En buena medida esa empatía con las víctimas la construyó un equipo que trabajó a las órdenes de Strassera y de su adjunto, Luis Moreno Ocampo, buscando pruebas para que no quedara ningún hecho sin su fundamento y su sospechoso en los 709 casos elegidos por la fiscalía para condenar a las juntas. En aquel equipo figuraban el dramaturgo Carlos Somigliana, también empleado de Tribunales; su hijo Maco, que luego formaría el Equipo de Antropología Forense; Adriana Gómez, Judith König, Mabel Collalongo, Lucas Palacios, Sergio Delgado y Nicolás Corradini. Los únicos que pasaban los 40 eran Strassera, con 51, y Somigliana padre. Moreno Ocampo tenía 33. El resto no había cruzado la barrera de los 30. Todos ellos entrevistaron testigos, buscaron papeles, leyeron y releyeron la investigación de la Conadep, cruzaron nombres, chequearon datos. Los expedientes se acumulaban en la fiscalía, entrando por el pasillo central de la calle Talcahuano y doblando a la izquierda, el mismo lugar donde Strassera apilaba los puchos de sus tres paquetes diarios y las jeringas de la insulina.
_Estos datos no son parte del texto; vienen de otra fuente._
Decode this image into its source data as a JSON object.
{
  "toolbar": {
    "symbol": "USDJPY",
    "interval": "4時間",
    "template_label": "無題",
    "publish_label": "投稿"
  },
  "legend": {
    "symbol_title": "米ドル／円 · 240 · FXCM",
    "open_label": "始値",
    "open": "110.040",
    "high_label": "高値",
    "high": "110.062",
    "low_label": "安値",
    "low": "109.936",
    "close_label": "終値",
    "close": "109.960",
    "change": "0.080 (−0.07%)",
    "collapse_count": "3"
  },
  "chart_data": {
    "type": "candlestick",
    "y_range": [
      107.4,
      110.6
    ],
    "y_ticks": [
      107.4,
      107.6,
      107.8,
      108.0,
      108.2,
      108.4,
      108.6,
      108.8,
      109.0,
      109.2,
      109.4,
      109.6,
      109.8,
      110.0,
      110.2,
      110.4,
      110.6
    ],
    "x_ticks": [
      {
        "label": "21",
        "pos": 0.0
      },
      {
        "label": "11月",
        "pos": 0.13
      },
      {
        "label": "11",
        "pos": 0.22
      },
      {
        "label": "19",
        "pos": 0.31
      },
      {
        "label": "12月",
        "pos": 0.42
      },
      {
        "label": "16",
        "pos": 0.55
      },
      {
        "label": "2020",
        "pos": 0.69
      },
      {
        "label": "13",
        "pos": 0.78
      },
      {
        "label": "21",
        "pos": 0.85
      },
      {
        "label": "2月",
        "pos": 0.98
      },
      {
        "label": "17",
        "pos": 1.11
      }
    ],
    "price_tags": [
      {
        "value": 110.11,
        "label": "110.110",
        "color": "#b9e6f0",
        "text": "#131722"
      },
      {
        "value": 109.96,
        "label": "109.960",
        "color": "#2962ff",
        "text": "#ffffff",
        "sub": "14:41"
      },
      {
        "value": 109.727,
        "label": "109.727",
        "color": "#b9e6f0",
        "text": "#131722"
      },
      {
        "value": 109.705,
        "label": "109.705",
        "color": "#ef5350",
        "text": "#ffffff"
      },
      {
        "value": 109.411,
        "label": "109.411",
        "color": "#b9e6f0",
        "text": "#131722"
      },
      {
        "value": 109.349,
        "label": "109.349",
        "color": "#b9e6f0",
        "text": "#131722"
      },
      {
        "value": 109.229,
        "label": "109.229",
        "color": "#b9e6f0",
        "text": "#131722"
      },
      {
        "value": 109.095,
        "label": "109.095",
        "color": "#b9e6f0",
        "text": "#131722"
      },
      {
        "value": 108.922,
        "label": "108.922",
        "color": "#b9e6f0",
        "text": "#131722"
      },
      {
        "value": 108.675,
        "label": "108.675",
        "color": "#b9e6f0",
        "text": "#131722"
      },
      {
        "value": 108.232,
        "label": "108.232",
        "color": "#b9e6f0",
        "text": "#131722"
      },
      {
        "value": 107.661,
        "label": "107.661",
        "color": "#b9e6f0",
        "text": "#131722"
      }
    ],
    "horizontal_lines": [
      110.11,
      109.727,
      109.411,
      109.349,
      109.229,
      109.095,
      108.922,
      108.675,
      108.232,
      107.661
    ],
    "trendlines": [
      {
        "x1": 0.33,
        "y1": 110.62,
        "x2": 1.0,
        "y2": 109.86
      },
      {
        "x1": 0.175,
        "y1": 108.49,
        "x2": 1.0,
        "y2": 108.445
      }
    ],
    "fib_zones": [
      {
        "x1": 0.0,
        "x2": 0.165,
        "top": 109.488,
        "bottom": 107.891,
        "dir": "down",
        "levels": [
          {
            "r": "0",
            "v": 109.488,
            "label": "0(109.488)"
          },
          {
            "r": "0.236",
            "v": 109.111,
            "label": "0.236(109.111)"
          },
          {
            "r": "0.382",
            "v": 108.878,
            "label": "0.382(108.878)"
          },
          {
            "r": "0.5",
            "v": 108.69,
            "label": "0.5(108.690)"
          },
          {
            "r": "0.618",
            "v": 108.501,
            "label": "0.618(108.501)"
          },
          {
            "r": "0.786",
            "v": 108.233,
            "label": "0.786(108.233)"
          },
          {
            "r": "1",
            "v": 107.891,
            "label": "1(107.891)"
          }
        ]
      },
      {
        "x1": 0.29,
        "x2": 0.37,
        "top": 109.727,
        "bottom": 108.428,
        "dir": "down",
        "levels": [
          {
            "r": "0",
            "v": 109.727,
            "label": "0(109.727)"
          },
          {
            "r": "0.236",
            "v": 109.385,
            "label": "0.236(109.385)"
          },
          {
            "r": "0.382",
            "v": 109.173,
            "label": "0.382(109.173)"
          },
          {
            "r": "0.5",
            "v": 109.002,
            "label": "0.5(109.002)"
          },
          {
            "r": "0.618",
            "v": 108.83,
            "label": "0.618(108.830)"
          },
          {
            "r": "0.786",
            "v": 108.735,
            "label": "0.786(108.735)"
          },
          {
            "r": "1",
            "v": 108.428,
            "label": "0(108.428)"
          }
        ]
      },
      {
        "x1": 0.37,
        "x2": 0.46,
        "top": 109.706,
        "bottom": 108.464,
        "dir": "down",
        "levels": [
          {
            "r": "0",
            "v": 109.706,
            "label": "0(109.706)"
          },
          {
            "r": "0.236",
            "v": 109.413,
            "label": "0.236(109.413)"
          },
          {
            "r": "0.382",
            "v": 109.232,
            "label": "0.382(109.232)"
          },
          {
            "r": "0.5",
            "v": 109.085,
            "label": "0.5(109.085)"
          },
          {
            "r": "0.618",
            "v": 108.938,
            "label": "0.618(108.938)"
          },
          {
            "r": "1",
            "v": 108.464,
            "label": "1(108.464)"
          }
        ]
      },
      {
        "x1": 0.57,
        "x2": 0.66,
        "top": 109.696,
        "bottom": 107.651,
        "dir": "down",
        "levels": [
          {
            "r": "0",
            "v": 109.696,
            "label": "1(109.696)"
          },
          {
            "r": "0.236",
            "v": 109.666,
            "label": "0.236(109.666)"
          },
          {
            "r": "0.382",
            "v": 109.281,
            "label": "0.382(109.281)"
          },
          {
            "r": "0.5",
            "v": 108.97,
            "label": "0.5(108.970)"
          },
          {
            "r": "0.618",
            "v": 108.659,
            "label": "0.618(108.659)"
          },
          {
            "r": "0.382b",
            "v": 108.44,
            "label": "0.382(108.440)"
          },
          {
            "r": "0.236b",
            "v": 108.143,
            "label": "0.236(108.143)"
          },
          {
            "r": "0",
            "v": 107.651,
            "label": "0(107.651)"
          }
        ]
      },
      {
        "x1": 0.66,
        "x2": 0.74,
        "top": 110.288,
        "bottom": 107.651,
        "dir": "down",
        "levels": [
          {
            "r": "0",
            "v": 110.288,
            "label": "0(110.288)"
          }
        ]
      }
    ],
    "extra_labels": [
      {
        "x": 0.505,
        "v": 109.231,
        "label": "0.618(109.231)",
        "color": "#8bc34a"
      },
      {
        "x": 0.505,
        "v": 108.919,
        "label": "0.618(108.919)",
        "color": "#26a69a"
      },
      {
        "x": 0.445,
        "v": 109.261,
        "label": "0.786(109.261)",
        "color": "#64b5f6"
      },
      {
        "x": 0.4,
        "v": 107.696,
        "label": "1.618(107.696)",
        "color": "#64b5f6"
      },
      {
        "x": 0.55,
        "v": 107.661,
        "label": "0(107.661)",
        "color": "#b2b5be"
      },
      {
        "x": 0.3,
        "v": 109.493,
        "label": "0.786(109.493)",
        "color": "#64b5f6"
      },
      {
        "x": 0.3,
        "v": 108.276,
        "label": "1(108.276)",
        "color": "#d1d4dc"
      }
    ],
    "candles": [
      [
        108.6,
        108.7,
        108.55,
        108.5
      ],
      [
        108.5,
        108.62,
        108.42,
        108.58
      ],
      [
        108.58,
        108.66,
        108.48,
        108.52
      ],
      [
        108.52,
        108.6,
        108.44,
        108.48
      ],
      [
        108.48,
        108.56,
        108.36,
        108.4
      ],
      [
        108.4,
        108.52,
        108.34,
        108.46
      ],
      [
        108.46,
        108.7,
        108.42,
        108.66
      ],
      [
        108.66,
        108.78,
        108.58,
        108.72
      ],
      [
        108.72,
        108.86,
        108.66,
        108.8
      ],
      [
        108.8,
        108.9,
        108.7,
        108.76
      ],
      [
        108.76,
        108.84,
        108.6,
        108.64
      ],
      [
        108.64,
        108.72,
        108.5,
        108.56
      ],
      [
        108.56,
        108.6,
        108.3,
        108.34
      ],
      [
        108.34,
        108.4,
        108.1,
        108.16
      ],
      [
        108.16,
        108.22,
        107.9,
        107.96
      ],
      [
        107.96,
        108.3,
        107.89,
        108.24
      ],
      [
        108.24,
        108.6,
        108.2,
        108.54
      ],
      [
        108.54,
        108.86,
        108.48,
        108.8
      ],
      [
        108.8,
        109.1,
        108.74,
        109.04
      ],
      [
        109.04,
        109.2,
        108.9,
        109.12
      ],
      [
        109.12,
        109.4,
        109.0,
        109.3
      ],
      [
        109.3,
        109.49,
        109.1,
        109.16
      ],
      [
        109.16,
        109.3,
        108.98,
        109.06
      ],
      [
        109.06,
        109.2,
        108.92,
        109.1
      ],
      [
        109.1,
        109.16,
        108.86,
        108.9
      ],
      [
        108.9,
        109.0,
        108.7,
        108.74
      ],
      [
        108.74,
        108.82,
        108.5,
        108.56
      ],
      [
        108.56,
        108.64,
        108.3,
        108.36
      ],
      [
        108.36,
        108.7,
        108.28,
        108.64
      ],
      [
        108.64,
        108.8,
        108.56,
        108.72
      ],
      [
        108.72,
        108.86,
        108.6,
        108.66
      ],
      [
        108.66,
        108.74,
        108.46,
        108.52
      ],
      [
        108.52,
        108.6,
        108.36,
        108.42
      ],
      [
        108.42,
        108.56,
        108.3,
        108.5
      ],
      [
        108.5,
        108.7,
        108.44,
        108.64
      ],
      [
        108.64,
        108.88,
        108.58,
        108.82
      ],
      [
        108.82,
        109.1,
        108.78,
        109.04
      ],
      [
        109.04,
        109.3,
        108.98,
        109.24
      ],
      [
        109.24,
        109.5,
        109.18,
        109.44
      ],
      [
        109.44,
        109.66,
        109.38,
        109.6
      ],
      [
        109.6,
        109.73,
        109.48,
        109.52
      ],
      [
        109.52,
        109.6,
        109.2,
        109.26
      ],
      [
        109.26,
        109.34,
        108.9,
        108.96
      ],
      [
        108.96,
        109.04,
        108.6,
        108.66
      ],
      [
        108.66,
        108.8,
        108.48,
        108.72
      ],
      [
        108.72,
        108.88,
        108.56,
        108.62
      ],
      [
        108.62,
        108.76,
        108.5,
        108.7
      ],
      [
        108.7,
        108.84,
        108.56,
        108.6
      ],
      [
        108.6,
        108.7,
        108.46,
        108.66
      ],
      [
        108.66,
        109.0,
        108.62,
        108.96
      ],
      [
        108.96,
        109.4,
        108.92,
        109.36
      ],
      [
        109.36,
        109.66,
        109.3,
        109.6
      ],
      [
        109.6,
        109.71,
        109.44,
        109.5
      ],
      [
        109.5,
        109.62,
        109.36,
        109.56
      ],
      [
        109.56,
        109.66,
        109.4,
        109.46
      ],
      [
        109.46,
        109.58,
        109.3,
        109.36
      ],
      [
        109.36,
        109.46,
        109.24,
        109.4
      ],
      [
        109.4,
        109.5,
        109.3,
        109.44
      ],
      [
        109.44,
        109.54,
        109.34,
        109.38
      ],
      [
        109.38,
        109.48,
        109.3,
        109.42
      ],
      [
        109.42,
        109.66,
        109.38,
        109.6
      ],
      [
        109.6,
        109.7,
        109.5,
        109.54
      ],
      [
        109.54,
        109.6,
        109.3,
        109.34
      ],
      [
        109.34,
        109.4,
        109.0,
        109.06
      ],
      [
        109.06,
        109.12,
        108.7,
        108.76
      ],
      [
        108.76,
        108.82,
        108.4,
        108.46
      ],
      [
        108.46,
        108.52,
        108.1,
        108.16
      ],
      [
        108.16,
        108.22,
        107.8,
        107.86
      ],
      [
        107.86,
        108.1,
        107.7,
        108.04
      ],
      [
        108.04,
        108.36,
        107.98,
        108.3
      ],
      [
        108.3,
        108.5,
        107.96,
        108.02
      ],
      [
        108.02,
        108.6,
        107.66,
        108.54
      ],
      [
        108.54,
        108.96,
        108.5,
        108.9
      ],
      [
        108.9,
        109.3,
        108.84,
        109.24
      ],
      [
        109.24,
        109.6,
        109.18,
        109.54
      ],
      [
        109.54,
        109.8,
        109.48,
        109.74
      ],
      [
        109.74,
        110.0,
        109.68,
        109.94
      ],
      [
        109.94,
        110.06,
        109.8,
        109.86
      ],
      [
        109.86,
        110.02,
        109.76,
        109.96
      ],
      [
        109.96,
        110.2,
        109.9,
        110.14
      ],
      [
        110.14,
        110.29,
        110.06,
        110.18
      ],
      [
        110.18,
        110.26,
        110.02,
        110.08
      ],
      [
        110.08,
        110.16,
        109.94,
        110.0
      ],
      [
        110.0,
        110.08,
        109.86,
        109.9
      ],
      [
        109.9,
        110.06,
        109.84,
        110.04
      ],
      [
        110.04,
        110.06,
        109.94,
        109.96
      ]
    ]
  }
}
Todos ellos, más los abogados de derechos humanos y quienes venían del exilio, fueron construyendo argumentos jurídicos necesarios para acusar, para probar el dominio del hecho delictivo en cada una de las estructuras militares y para desmontar el discurso castrense en todas sus aristas. Una arista: fue una guerra (no convencional) y en una guerra todo está permitido. Otra: los comandantes en jefe fueron responsables de todo pero culpables de nada. La tercera: el poder de fuego de la guerrilla hacía tambalear la democracia y la junta de Jorge Videla, Emilio Massera y Orlando Agosti impidió un triunfo de Montoneros y el ERP con el golpe del 24 de marzo de 1976.

Al revés de algunos estereotipos circulantes, poco apegados a los hechos, el trabajo de la fiscalía no abrevó en la teoría de los dos demonios sino que, en línea con la Conadep, disecó el demonio del terrorismo de Estado hasta hacerlo visible en todas sus facetas y en algunos de sus impactos sociales. “La combinación de clandestinidad y de mentira produjo efectos que trastornaron a la sociedad”, dijo Strassera en su recordado alegato que terminó con el llamado al Nunca Más, hace nada menos que 30 años.